Berlinquèr avrebbe dovuto indire una Conferenza Nazionale sulla Scuola dove si sarebbero dovute affrontare ed analizzare le varie sperimentazioni attuate , compreso il tipo di Esame di maturità . Tu sai benissimo che il metodo scientifico , cioè la misurazione incessante dei risultati delle proprie azioni , e la convalida o smentita delle ipotesi sono l’anima di una vera democrazia.purtroppo in Italia la nostra classe politica non è abituata all’applicazione di detto pricincio, e, Berlinquèr ha voluto fare da solo e ci siamo ritrovati sia la Gelmini che la Buona Scuola.
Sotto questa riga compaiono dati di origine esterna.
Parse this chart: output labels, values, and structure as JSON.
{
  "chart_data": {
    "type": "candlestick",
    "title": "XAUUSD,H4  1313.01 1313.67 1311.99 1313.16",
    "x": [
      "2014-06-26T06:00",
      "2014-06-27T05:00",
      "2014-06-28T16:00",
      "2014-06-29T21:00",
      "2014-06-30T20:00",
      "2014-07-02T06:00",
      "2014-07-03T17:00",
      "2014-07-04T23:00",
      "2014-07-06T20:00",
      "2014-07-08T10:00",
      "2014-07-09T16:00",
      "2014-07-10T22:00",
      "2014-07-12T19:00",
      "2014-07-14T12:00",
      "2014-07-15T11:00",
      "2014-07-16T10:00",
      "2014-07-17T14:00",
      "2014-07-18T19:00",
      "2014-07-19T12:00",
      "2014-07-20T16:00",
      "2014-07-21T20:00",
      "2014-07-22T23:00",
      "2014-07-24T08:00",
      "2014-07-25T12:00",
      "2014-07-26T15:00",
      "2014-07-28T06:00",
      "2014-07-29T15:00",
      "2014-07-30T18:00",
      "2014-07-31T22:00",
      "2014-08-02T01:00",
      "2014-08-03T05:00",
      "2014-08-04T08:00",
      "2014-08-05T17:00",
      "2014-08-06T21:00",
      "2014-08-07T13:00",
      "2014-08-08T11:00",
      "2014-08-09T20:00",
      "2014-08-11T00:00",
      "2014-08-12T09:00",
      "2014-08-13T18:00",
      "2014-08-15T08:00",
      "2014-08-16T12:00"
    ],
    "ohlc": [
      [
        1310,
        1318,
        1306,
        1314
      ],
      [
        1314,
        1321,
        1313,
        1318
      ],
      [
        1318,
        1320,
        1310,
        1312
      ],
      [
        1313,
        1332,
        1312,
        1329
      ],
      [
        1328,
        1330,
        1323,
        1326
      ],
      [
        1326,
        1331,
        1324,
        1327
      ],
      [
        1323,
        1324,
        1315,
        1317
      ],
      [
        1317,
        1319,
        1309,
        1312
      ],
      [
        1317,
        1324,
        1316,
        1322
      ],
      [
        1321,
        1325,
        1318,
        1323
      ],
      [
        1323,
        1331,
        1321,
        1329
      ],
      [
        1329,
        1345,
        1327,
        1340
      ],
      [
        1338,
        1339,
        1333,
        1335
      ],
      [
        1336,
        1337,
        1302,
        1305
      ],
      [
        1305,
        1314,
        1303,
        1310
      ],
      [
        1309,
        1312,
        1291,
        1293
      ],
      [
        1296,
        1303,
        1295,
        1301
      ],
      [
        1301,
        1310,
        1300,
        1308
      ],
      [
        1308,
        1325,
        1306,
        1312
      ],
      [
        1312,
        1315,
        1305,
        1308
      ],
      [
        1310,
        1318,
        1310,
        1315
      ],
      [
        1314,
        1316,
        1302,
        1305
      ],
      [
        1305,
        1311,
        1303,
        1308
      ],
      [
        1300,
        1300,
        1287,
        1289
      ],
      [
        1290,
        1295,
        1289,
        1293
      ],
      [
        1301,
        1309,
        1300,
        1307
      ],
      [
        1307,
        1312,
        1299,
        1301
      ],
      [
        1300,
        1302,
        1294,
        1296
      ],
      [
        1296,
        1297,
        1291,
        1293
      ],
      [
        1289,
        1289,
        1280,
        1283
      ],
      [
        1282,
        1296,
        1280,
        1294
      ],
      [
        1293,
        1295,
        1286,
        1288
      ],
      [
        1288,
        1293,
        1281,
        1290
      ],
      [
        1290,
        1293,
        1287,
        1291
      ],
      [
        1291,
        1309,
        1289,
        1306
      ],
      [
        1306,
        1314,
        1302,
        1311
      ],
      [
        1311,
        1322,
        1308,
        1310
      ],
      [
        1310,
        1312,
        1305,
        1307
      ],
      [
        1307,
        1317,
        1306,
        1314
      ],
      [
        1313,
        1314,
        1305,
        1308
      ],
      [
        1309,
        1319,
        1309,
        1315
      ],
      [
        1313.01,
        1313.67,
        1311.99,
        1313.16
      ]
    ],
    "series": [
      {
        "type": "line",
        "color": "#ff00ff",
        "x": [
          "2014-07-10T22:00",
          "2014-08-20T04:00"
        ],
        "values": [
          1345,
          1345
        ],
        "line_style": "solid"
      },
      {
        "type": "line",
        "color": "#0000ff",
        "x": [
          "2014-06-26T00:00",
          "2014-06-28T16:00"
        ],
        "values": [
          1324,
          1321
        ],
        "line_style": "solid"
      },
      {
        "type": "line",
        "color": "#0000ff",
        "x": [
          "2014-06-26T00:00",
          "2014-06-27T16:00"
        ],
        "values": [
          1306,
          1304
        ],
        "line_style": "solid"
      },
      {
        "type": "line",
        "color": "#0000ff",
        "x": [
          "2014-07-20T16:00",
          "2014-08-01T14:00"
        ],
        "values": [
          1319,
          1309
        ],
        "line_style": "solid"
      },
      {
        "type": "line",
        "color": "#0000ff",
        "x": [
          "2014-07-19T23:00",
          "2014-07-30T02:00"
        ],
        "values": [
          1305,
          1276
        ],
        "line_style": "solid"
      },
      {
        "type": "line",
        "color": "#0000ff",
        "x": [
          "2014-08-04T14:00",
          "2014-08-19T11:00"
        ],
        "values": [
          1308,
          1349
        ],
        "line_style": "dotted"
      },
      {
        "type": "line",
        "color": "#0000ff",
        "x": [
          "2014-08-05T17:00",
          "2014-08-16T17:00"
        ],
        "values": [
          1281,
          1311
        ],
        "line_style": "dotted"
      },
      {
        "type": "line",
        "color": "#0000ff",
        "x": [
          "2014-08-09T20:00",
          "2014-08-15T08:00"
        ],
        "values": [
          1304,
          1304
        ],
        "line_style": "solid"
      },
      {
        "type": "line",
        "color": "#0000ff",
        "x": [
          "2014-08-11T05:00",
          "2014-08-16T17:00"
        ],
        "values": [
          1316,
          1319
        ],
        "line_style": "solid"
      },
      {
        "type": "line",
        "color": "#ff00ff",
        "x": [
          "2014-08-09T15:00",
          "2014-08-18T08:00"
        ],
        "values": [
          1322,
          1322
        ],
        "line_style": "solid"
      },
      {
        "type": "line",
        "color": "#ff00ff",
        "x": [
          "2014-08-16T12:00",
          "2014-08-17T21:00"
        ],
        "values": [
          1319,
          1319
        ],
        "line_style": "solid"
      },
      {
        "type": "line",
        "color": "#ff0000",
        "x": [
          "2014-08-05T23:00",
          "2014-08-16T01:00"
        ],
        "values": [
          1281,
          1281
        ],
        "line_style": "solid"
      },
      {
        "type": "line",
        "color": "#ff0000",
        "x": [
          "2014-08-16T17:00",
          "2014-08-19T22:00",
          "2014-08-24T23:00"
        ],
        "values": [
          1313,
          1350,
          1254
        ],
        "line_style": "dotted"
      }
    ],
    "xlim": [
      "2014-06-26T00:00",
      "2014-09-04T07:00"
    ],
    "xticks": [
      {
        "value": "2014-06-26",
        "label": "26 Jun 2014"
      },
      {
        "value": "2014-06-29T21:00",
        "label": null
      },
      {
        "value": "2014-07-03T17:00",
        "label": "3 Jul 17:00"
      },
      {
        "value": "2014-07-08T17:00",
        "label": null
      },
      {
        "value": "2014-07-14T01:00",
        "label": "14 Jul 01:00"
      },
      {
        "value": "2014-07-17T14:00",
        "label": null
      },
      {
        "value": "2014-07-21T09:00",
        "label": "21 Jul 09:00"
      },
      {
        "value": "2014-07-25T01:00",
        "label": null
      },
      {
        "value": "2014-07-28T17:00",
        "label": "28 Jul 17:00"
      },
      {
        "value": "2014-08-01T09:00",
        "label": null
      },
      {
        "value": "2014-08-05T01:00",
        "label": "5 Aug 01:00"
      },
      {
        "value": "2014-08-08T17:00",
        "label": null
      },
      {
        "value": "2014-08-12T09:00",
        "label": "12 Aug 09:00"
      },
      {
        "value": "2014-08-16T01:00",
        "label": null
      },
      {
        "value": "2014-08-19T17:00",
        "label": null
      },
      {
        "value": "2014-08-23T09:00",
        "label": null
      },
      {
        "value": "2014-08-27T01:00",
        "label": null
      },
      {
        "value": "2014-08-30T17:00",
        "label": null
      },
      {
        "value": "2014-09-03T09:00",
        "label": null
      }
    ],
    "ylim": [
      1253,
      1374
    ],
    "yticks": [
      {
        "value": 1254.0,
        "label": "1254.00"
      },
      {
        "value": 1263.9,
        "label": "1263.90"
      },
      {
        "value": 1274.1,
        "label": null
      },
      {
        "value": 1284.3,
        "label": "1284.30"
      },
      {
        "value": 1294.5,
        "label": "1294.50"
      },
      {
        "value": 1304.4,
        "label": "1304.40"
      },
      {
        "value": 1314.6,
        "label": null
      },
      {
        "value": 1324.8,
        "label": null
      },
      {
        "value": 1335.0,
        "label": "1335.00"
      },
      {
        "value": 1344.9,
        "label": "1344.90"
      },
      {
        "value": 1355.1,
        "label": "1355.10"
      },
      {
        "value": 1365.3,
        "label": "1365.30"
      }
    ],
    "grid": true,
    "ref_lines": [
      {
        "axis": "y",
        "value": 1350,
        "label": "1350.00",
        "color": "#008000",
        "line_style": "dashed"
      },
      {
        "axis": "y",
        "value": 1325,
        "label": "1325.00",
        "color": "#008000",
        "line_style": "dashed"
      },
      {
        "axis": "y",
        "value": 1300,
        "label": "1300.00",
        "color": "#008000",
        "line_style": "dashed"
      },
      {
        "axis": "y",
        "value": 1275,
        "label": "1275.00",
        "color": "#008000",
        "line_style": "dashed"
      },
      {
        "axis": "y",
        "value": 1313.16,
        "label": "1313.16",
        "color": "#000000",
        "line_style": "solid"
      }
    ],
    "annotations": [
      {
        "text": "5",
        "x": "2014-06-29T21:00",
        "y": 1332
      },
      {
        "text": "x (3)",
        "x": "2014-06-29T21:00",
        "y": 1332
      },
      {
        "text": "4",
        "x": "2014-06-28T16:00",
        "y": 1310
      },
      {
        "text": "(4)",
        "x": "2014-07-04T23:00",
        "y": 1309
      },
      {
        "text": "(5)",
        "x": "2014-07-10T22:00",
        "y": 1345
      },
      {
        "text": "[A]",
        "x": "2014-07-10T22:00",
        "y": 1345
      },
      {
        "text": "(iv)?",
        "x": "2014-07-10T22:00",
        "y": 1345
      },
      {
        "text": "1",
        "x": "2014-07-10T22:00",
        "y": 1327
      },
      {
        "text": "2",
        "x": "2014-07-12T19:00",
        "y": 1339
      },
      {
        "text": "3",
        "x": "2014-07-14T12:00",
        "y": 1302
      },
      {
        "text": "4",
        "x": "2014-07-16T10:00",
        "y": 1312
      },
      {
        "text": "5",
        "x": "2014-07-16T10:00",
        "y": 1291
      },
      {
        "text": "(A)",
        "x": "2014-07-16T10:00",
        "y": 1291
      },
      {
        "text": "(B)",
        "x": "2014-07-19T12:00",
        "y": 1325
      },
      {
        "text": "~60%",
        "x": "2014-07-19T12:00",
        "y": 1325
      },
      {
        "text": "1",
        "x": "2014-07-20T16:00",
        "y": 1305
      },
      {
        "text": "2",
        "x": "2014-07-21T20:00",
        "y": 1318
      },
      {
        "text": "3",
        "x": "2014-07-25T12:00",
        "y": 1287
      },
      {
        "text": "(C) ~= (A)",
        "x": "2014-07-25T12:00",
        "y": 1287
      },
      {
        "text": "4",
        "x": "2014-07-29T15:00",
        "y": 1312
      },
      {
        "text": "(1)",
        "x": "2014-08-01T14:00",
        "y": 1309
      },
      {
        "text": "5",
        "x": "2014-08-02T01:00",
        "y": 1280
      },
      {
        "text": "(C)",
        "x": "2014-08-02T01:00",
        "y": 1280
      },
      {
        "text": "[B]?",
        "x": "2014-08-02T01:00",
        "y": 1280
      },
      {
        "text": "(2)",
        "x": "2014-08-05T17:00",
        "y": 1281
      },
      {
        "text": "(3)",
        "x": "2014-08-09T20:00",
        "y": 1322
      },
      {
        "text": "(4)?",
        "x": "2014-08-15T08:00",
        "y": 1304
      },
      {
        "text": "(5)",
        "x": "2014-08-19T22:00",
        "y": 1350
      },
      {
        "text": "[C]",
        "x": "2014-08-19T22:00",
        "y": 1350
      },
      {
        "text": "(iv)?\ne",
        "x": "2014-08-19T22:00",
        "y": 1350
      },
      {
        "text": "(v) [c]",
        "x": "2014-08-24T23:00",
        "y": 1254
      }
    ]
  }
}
Ecco perchè concordo in pieno con le tue sacrosante considerazioni. Purtroppo ancora oggi si continua con gli stessi metodi .Giuseppe Moncada
Caro Moncada, l'ideale sarebbe una struttura indipendente dal governo, che risponda al Parlamento un po' come l'Ofsted britannico (Office for Standards in Education). Oltre che di controllo e di valutazione dovrebbe fare le approfondite indagini sull'andamento generale della scuola. Il Ministero appare irredimibile.